Using a pre-existing EM object does not work unless all comparison levels are present
Opened this issue · 0 comments
zmbc commented
Note: I am still not 100% confident in my diagnosis here. The title of this issue is my best guess of the error case.

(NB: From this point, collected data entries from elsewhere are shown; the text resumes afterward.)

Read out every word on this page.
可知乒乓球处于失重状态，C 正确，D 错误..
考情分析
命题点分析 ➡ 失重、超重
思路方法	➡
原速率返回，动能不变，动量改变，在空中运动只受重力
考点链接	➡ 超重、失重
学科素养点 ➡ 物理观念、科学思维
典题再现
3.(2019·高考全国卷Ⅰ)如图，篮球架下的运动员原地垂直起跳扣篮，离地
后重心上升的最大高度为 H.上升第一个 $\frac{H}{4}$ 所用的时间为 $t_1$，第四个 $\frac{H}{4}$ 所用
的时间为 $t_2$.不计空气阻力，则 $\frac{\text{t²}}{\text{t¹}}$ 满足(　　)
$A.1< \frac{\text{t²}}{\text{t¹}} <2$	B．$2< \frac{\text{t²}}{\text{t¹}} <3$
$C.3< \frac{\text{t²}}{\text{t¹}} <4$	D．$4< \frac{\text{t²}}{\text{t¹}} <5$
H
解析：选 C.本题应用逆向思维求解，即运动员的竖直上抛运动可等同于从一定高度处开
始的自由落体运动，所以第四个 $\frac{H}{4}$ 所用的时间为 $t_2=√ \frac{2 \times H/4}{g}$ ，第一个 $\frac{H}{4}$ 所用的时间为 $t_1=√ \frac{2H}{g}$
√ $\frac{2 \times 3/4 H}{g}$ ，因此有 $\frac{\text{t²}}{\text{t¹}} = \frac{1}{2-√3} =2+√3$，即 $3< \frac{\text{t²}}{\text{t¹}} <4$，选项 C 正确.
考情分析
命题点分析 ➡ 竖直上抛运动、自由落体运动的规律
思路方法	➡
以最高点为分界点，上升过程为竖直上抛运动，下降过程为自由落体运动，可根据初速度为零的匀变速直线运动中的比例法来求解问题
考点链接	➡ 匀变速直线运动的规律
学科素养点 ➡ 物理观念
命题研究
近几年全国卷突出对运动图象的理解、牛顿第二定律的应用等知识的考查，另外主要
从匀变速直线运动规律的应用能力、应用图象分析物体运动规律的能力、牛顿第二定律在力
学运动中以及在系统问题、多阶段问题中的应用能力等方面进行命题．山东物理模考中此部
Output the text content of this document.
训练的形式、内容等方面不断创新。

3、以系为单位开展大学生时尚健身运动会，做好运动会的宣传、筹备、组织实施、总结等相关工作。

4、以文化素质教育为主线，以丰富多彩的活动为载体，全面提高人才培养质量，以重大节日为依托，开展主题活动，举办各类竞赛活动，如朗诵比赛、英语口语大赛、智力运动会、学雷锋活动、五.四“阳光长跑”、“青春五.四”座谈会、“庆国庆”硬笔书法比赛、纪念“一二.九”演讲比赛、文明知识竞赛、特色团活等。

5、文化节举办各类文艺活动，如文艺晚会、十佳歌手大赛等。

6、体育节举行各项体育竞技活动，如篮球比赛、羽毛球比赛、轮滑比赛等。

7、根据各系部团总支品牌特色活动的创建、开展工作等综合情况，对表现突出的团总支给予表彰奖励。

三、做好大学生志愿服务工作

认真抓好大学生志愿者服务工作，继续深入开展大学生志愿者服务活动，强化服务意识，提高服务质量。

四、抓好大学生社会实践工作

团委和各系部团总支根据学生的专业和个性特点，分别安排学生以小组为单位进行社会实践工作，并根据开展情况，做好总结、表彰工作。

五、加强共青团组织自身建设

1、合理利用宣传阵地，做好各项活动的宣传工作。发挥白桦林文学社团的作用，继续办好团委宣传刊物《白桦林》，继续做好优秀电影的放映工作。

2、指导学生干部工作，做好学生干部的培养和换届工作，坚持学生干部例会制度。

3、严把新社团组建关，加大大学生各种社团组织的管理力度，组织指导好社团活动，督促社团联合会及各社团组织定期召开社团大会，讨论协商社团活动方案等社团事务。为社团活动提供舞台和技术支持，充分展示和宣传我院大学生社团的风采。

I've seen some confusing behavior with pre-trained EM objects, which I believe I've narrowed down. I cannot get any links to occur (even when the matches are all perfect) when any comparison level is not present in the data being predicted, regardless of the data that the EM object was trained on.
Example:
library(fastLink)
library(data.table)
dfA1 <- data.frame(
foo = c('ABCD', 'AND_NOW_FOR', 'ABCDEFG'),
bar = c(1, 2, 3)
)
dfB1 <- data.frame(
foo = c('ABCD', 'SOMETHING_COMPLETELY_DIFFERENT', 'ABCDEFG'),
bar = c(1, 2, 3)
)
em_obj_test <- fastLink(
dfA = dfA1,
dfB = dfB1,
varnames = c('foo'),
stringdist.match = c('foo'),
partial.match = c('foo'),
estimate.only = TRUE
)
dfA2 <- data.frame(
foo = c('ABCD', 'THIS_SHOULD_NOT_MATTER', 'ABCDEFG'),
bar = c(1, 2, 3)
)
dfB2 <- data.frame(
foo = c('ABCD', 'NEITHER_SHOULD_THIS', 'ABCDEFG'),
bar = c(1, 2, 3)
)
results <- fastLink(
dfA = dfA2,
dfB = dfB2,
varnames = c('foo'),
stringdist.match = c('foo'),
partial.match = c('foo'),
em.obj = em_obj_test
)
results$matches$inds.a # Outputs 1 and 3
dfA2 <- data.frame(
foo = c('ABCD', 'ABCDEFG'),
bar = c(1, 2)
)
dfB2 <- data.frame(
foo = c('ABCD', 'ABCDEFG'),
bar = c(1, 2)
)
results <- fastLink(
dfA = dfA2,
dfB = dfB2,
varnames = c('foo'),
stringdist.match = c('foo'),
partial.match = c('foo'),
em.obj = em_obj_test
)
results$matches$inds.a # No matches
dfA2 <- data.frame(
foo = c('ABCD', 'THIS_SHOULD_NOT_MATTER'),
bar = c(1, 2)
)
dfB2 <- data.frame(
foo = c('ABCD', 'NEITHER_SHOULD_THIS'),
bar = c(1, 2)
)
results <- fastLink(
dfA = dfA2,
dfB = dfB2,
varnames = c('foo'),
stringdist.match = c('foo'),
partial.match = c('foo'),
em.obj = em_obj_test
)
results$matches$inds.a # No matches
In the last two runs, 'ABCD' does not match with itself in the other dataframe, even though it clearly should, I think because both a non-similar string and a partial-match-similar string must be present in addition to the exact match.